I find stories and poems all around the house, on various devices, and in journals. Many times, the words are unfamiliar. I write in the dark hours between the late news and the good morning shows. My muses have no respect for schedules or appointments. When they awaken from slumber, they tap on my forehead, hands, and neck.
I type choppy sentences, hackneyed phrases, and alliterative descriptions as first drafts. Then, I email the pieces to myself for further inspection. I look them over the next morning, weeks later, or whenever I need something to provide inspiration. The hideous ideas are never revealed. Some ditties sound clever and pithy at 3 a.m. After lunch, they cannot stand tall against a careful editor’s eye.

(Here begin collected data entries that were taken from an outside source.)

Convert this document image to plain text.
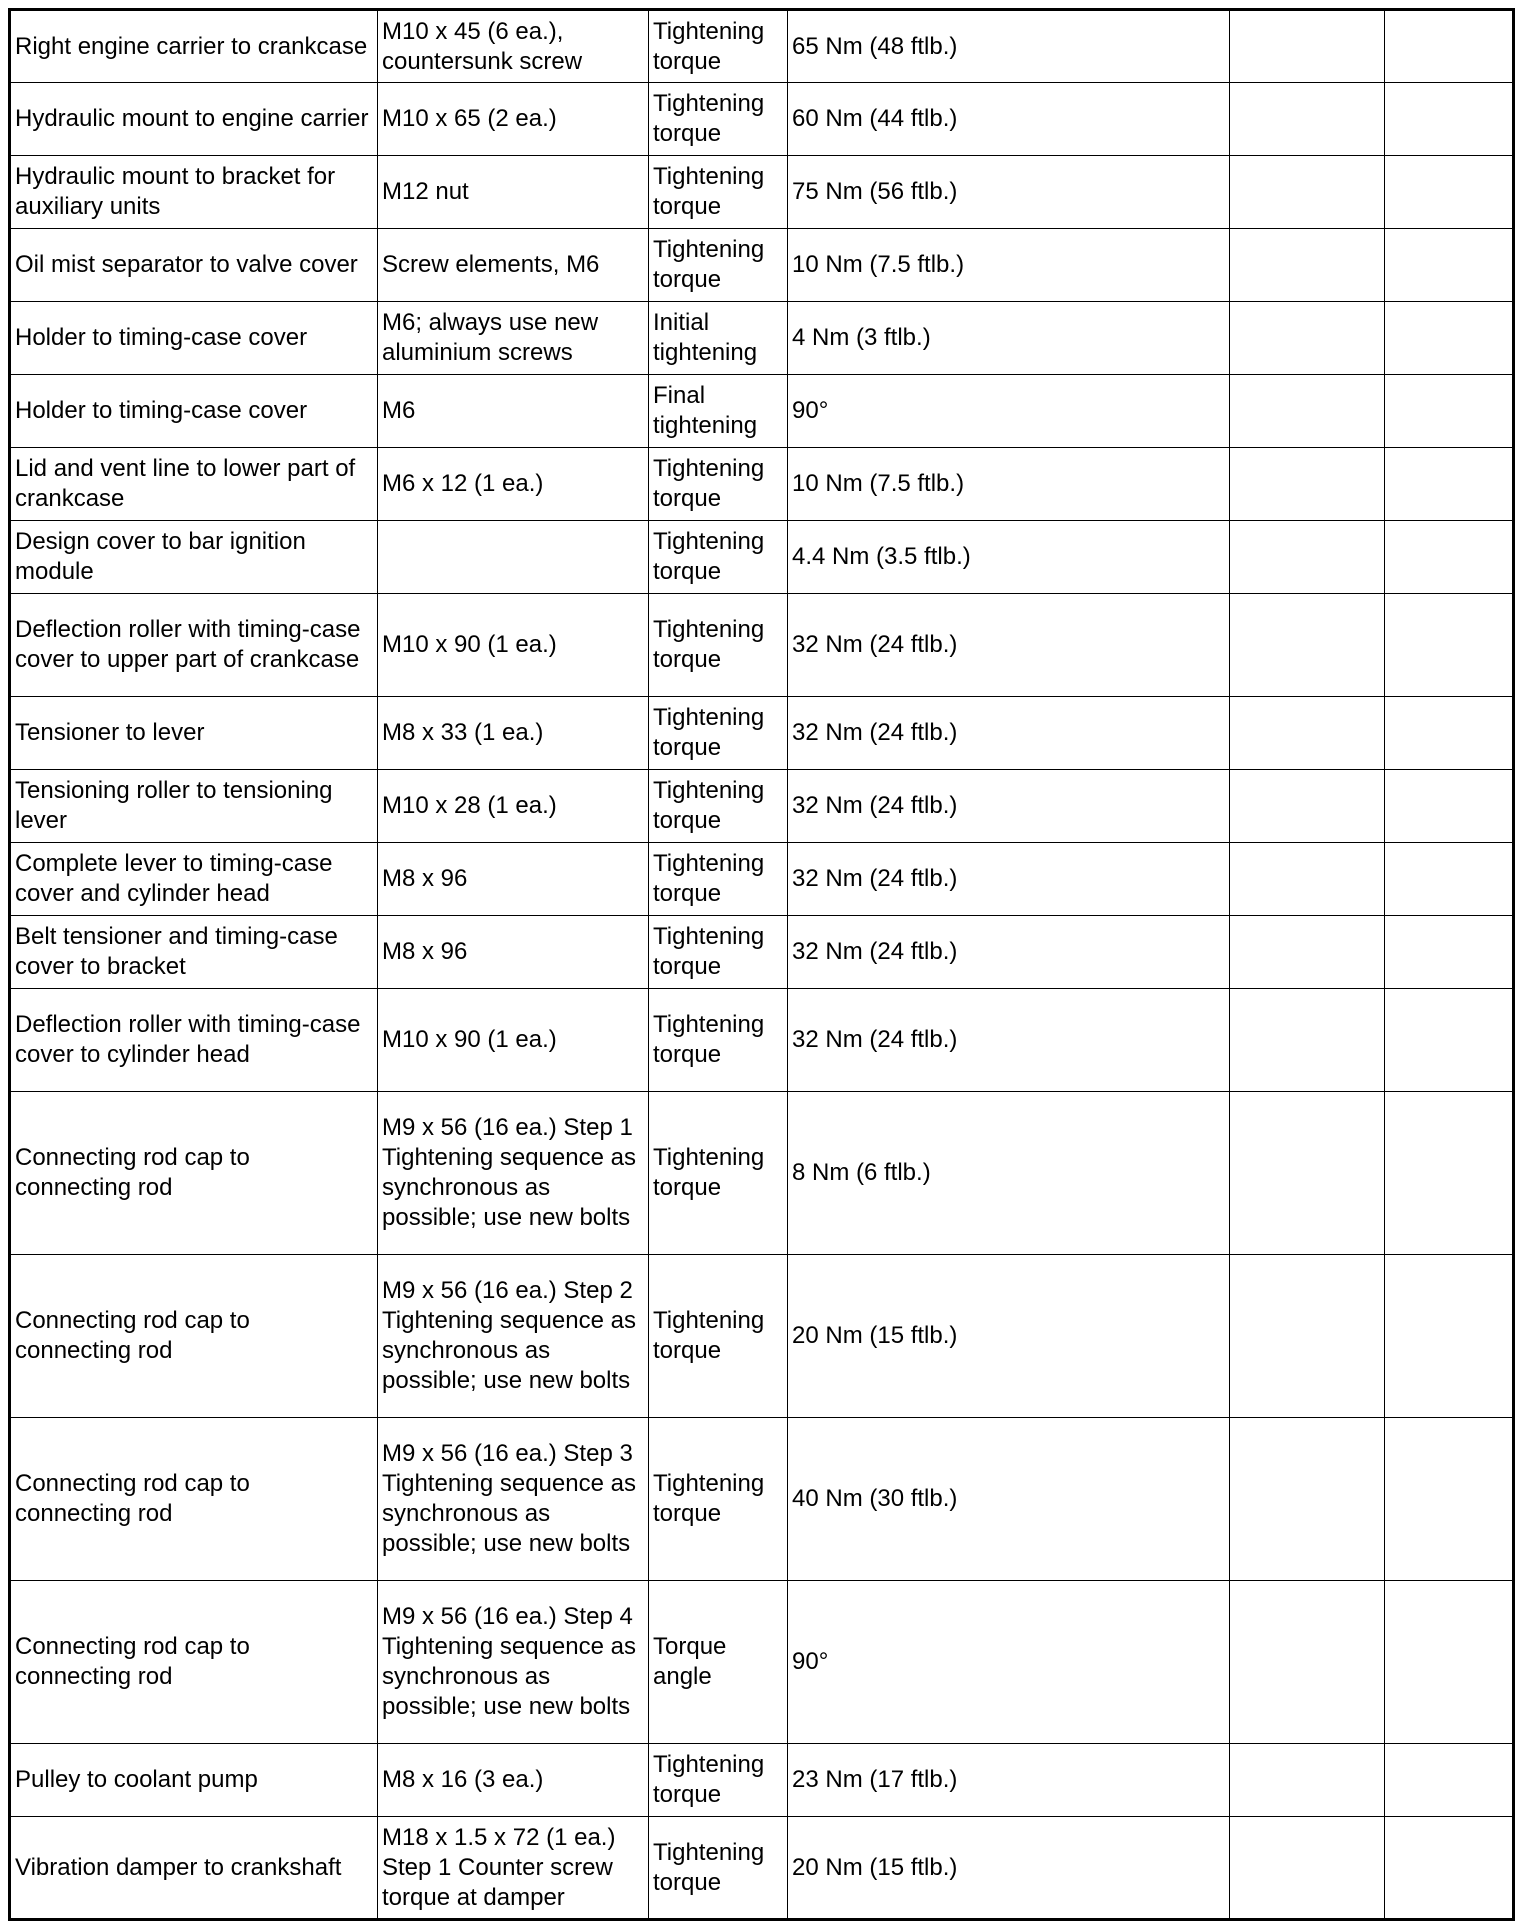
Right engine carrier to crankcase	M10 x 45 (6 ea.), countersunk screw	Tightening torque	65 Nm (48 ftlb.)		
Hydraulic mount to engine carrier	M10 x 65 (2 ea.)	Tightening torque	60 Nm (44 ftlb.)		
Hydraulic mount to bracket for auxiliary units	M12 nut	Tightening torque	75 Nm (56 ftlb.)		
Oil mist separator to valve cover	Screw elements, M6	Tightening torque	10 Nm (7.5 ftlb.)		
Holder to timing-case cover	M6; always use new aluminium screws	Initial tightening	4 Nm (3 ftlb.)		
Holder to timing-case cover	M6	Final tightening	90°		
Lid and vent line to lower part of crankcase	M6 x 12 (1 ea.)	Tightening torque	10 Nm (7.5 ftlb.)		
Design cover to bar ignition module		Tightening torque	4.4 Nm (3.5 ftlb.)		
Deflection roller with timing-case cover to upper part of crankcase	M10 x 90 (1 ea.)	Tightening torque	32 Nm (24 ftlb.)		
Tensioner to lever	M8 x 33 (1 ea.)	Tightening torque	32 Nm (24 ftlb.)		
Tensioning roller to tensioning lever	M10 x 28 (1 ea.)	Tightening torque	32 Nm (24 ftlb.)		
Complete lever to timing-case cover and cylinder head	M8 x 96	Tightening torque	32 Nm (24 ftlb.)		
Belt tensioner and timing-case cover to bracket	M8 x 96	Tightening torque	32 Nm (24 ftlb.)		
Deflection roller with timing-case cover to cylinder head	M10 x 90 (1 ea.)	Tightening torque	32 Nm (24 ftlb.)		
Connecting rod cap to connecting rod	M9 x 56 (16 ea.) Step 1 Tightening sequence as synchronous as possible; use new bolts	Tightening torque	8 Nm (6 ftlb.)		
Connecting rod cap to connecting rod	M9 x 56 (16 ea.) Step 2 Tightening sequence as synchronous as possible; use new bolts	Tightening torque	20 Nm (15 ftlb.)		
Connecting rod cap to connecting rod	M9 x 56 (16 ea.) Step 3 Tightening sequence as synchronous as possible; use new bolts	Tightening torque	40 Nm (30 ftlb.)		
Connecting rod cap to connecting rod	M9 x 56 (16 ea.) Step 4 Tightening sequence as synchronous as possible; use new bolts	Torque angle	90°		
Pulley to coolant pump	M8 x 16 (3 ea.)	Tightening torque	23 Nm (17 ftlb.)		
Vibration damper to crankshaft	M18 x 1.5 x 72 (1 ea.) Step 1 Counter screw torque at damper	Tightening torque	20 Nm (15 ftlb.)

I have filled a cargo container’s worth of paper with my scribbles. Five self-published books have come out of these musings. When I was eleven and carrying bushels of reading material home from the library, I could not have foreseen myself seeing my work on the shelf of our local branch. It was the fulfillment of a dream that my heart must have kept secret from me!
Whether or not my words are ever appreciated by another soul, I keep going. I describe the ordinary minutiae of my daily existence. I write letters to souls who are no longer on this plane. I try to teach and inspire. I make abstract thoughts shake off their sharp edges. I put words together so that I can add reason, intention, consequences, and order to mystifying experiences. I am scrawling a cow on a cave wall with bits of charcoal so that descendants will look it over and ponder what I have seen, felt, dreamed about, feared, and loved.
My footprint is irregular, unbalanced, and indiscernible at times. I hope the mark I leave on the world has a purer, more fetching form.